Main outcome measures:
Proportion of general
practitioners who regularly monitored renal function before and after
initiation of angiotensin converting enzyme inhibitors. Indications for
treatment and details of monitoring of renal function in patients
receiving these drugs. Incidence of related uraemia and evidence of
comorbid disease, other aetiological factors, delayed detection, and
patient outcome.
Results:
277 (69%) general practitioners replied; 235 (85%) checked renal function before but only 93 (34%) after the start
of treatment, and 42 (15%) never checked renal function. Angiotensin
converting enzyme inhibitors were prescribed for 162 patients from a
total of 3625 aged >35 years (mean age 66.4 (SD 15.9) years).
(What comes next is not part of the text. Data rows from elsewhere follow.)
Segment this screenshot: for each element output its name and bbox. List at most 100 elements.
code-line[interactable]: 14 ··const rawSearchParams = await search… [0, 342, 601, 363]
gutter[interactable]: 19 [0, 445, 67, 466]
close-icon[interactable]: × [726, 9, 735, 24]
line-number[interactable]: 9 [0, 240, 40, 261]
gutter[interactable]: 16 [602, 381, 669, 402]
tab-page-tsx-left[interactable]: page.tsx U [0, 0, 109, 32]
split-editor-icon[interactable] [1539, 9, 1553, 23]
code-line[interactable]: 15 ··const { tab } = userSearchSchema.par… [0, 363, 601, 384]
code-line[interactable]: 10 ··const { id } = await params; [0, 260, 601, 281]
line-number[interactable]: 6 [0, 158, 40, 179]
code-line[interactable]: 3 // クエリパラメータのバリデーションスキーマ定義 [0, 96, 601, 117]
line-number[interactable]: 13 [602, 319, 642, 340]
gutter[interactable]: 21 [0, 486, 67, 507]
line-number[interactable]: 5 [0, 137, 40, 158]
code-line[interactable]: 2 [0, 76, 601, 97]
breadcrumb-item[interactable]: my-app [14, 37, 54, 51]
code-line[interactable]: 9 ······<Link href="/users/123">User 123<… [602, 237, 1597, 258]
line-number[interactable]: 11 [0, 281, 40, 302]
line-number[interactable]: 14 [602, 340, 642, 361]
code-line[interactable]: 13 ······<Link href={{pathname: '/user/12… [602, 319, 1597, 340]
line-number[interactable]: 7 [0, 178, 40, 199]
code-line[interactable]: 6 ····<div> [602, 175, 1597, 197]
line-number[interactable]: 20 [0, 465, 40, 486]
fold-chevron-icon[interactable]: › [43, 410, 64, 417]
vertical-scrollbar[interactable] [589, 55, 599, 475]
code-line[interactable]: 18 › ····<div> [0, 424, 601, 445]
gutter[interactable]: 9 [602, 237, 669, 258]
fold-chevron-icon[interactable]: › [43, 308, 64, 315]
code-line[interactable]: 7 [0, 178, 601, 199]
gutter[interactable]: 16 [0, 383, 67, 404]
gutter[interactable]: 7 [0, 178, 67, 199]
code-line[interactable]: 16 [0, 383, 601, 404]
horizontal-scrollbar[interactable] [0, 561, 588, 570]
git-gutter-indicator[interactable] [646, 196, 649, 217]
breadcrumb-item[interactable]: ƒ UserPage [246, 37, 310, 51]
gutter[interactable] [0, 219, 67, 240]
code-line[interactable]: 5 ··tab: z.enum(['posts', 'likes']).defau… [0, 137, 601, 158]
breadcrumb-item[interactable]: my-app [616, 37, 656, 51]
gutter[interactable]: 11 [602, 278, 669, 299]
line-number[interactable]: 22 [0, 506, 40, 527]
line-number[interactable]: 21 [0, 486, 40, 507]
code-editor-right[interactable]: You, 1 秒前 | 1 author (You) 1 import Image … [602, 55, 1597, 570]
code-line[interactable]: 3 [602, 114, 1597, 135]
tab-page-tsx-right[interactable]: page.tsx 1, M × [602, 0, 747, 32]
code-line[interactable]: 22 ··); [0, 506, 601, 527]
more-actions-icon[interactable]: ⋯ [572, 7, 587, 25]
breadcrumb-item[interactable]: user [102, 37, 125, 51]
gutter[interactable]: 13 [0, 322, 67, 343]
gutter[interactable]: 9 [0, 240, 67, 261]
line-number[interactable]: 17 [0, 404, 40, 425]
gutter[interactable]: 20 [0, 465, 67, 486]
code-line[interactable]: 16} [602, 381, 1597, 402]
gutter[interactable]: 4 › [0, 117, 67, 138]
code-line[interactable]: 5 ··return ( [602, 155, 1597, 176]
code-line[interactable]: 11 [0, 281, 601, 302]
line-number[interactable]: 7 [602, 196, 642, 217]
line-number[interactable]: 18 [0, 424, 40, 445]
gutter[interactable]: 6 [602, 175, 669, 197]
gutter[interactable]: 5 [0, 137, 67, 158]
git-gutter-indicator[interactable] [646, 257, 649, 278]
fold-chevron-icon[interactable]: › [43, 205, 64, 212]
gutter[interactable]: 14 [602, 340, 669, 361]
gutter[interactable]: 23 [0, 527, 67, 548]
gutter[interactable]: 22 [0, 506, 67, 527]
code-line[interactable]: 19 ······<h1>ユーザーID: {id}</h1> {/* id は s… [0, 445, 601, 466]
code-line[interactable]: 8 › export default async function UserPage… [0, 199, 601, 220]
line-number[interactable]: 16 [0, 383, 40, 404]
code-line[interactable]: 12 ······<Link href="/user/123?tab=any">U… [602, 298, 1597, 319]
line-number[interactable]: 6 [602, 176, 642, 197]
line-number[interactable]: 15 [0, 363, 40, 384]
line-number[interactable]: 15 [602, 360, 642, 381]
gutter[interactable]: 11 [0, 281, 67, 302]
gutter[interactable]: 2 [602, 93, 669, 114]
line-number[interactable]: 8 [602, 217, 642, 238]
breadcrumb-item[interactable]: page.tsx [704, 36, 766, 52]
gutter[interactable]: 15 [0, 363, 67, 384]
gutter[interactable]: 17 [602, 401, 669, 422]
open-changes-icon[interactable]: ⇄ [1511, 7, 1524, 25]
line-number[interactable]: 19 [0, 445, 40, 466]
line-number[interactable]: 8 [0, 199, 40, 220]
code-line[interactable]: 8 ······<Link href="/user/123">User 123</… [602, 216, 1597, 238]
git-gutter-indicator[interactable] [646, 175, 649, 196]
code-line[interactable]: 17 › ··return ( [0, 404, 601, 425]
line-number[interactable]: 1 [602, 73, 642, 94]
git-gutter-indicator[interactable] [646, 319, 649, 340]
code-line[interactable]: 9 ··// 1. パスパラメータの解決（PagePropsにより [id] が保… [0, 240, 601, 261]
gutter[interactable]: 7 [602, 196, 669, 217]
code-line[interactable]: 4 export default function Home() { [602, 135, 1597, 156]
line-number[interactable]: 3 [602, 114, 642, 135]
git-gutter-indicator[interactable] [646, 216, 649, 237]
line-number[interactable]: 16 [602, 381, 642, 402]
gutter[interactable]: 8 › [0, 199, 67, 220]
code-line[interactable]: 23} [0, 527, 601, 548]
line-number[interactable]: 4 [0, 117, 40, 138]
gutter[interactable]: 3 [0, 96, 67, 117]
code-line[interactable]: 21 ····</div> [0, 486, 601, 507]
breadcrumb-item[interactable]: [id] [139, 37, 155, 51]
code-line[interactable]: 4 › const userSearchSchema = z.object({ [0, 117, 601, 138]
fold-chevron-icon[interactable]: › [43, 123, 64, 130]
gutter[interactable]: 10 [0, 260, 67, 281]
Monitoring of renal function occurred before treatment in 55 (45%) and
after start of treatment in 35 (29%) of the 122 patients treated in
general practice. Angiotensin converting enzyme inhibitors could be
causally implicated in 9 (7%) of 135 admissions for uraemia (mean age
74.2 (7.2) v 62.1 (2.1) years; P<0.01). 3 patients had
renovascular disease and 6 had congestive cardiac failure with another
intercurrent illness. Renal function had not been checked in any
patient after the start of treatment; mean duration of illness before
admission was 10.5 (3.2) days. Mean length of hospital stay was 20.9 (10.4) days; there were 8 survivors.
Conclusion:
Cases of uraemia related to
treatment with angiotensin converting enzyme inhibitors are still
encountered and are often detected late because of lack of judicious
monitoring of renal function in vulnerable, often elderly, patients,
especially at times of intercurrent illness. Guidelines for appropriate
monitoring of renal function may help to minimise the problem.